26 Samh 2019, 16.18
The Joint Committee on Education and Skills heard evidence this morning from wide range of witnesses – including perspectives from legal, historical and human rights backgrounds – on a Bill that would seal records of redress bodies for 75 years.
However, particularly poignant evidence given was from survivors who outlined, in a deeply moving way, the impact this Bill would have on them personally.
The Select Committee on Education and Skills was due to consider the Retention of Records Bill (2019) at a meeting next week.
But Deputies have now agreed to defer consideration of the Bill and are now seeking a response from the Minister for Education and Skills on concerns raised by survivors of institutions and legal experts about the legislation.

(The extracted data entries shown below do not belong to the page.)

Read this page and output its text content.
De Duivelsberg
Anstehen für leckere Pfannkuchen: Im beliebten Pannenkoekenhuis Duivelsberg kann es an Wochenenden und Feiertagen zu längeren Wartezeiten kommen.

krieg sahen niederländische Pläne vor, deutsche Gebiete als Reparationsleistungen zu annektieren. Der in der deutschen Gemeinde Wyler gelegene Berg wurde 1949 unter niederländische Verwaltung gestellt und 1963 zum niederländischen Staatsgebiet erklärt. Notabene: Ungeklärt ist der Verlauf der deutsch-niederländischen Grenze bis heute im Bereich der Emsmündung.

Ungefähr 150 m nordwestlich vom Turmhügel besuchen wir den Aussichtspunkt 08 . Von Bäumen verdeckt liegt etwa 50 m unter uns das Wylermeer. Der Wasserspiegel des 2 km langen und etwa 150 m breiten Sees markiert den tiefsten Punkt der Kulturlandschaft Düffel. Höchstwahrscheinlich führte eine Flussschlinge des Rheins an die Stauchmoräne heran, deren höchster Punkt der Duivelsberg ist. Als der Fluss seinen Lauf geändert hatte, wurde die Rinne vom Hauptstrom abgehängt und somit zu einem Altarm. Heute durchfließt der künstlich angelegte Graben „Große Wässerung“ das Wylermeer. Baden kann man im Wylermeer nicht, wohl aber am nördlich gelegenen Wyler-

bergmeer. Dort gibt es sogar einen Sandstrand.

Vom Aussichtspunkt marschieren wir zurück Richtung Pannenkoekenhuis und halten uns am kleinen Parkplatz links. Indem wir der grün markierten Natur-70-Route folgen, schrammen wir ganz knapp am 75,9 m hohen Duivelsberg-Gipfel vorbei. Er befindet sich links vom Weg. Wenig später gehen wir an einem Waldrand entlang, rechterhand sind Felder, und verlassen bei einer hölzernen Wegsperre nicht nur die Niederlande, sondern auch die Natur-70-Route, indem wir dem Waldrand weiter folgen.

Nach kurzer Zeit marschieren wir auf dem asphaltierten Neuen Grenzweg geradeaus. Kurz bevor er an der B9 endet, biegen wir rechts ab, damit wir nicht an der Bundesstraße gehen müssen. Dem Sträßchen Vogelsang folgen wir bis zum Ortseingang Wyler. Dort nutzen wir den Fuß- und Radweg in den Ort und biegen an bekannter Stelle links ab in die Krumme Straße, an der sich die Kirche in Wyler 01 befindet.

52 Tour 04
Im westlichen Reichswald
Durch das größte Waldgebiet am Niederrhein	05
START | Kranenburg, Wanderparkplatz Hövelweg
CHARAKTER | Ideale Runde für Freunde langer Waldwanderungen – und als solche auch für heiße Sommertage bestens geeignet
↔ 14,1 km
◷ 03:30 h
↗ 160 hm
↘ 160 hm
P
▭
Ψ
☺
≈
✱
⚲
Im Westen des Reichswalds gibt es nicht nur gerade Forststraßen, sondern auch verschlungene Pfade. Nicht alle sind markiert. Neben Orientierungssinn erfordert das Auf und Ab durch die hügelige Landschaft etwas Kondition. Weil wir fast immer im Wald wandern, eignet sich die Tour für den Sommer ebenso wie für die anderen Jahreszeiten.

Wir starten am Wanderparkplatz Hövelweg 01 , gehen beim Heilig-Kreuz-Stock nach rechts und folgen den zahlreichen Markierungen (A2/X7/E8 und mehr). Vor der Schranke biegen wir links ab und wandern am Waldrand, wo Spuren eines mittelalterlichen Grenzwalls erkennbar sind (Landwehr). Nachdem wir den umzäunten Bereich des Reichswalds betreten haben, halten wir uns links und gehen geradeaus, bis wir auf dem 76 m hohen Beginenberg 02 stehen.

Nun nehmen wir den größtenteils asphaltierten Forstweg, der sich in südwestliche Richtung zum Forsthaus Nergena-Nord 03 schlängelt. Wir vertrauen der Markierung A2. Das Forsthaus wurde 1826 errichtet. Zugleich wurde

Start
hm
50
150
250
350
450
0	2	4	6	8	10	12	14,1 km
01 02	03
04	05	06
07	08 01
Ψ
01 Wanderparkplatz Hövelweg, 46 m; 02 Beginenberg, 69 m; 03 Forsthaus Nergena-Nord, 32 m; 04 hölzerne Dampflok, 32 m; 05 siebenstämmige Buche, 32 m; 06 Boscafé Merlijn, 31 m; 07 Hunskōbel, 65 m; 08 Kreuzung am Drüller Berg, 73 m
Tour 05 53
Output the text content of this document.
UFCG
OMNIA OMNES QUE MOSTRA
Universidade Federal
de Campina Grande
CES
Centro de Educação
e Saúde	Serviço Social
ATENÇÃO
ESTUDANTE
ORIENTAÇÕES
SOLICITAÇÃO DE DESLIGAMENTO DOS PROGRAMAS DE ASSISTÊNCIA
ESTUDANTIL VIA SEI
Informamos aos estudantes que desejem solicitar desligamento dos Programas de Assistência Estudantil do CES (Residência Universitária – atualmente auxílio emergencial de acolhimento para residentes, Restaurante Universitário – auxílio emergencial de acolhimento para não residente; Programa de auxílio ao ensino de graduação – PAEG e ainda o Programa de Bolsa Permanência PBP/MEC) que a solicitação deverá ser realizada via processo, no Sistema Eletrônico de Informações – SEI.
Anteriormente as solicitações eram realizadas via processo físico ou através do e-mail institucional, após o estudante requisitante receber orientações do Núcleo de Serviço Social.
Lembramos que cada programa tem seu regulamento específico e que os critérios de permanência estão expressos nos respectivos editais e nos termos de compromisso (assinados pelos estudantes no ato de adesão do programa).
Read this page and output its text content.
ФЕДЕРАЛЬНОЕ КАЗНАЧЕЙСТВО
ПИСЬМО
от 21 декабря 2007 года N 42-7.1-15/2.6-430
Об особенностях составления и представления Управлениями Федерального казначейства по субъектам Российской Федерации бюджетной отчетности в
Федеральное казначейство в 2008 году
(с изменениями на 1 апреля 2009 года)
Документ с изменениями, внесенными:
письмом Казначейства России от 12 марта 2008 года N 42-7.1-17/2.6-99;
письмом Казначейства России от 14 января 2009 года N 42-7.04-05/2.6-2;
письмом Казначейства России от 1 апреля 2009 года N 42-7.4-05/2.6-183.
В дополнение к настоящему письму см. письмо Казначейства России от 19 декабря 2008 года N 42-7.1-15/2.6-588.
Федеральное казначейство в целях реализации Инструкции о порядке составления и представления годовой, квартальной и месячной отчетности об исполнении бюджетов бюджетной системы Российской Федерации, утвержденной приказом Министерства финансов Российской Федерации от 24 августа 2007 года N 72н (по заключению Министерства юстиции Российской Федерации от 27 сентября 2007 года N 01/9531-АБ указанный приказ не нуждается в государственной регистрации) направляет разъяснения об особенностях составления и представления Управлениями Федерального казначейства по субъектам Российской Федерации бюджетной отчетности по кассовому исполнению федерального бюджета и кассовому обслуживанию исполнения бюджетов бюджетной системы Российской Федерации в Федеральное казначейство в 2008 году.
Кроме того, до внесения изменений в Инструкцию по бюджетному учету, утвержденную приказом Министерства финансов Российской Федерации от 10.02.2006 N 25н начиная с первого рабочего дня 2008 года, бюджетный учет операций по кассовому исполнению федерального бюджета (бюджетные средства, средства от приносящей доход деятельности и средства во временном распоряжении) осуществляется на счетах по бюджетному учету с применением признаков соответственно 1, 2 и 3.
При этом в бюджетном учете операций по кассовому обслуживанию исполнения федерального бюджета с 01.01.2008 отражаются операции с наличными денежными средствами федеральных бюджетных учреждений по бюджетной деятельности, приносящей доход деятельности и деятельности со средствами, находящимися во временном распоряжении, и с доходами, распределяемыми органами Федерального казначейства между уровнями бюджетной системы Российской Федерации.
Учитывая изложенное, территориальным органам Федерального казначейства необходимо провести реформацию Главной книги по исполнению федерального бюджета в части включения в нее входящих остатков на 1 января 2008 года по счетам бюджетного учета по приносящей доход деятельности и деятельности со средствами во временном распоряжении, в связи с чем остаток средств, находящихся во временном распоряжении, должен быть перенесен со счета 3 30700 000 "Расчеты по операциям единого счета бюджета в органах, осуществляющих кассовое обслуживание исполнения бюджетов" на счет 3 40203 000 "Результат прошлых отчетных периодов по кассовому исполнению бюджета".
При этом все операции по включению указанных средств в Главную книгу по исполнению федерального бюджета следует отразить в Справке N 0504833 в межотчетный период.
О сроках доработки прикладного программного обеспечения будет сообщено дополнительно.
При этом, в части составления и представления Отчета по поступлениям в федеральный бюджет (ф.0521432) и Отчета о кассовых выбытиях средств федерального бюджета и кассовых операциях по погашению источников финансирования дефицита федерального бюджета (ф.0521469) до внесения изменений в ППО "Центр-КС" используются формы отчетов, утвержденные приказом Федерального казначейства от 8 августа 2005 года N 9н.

Chair of the Committee on Education and Skills, Deputy Fiona O’Loughlin said: “We had excellent engagement with survivors and legal experts on the proposed legislation at a meeting of the Joint Committee earlier today. We will be forwarding the Minister a summary of what we heard and we will be seeking a response from him addressing a number of the key issues raised.”
The Bill provides for records from the work of the Commission to Inquire into Child Abuse (Cica), the Residential Institutions Redress Board, and the Residential Institutions Redress Review Committee to be in the National Archives of Ireland (NAI) and sealed for a minimum of 75 years.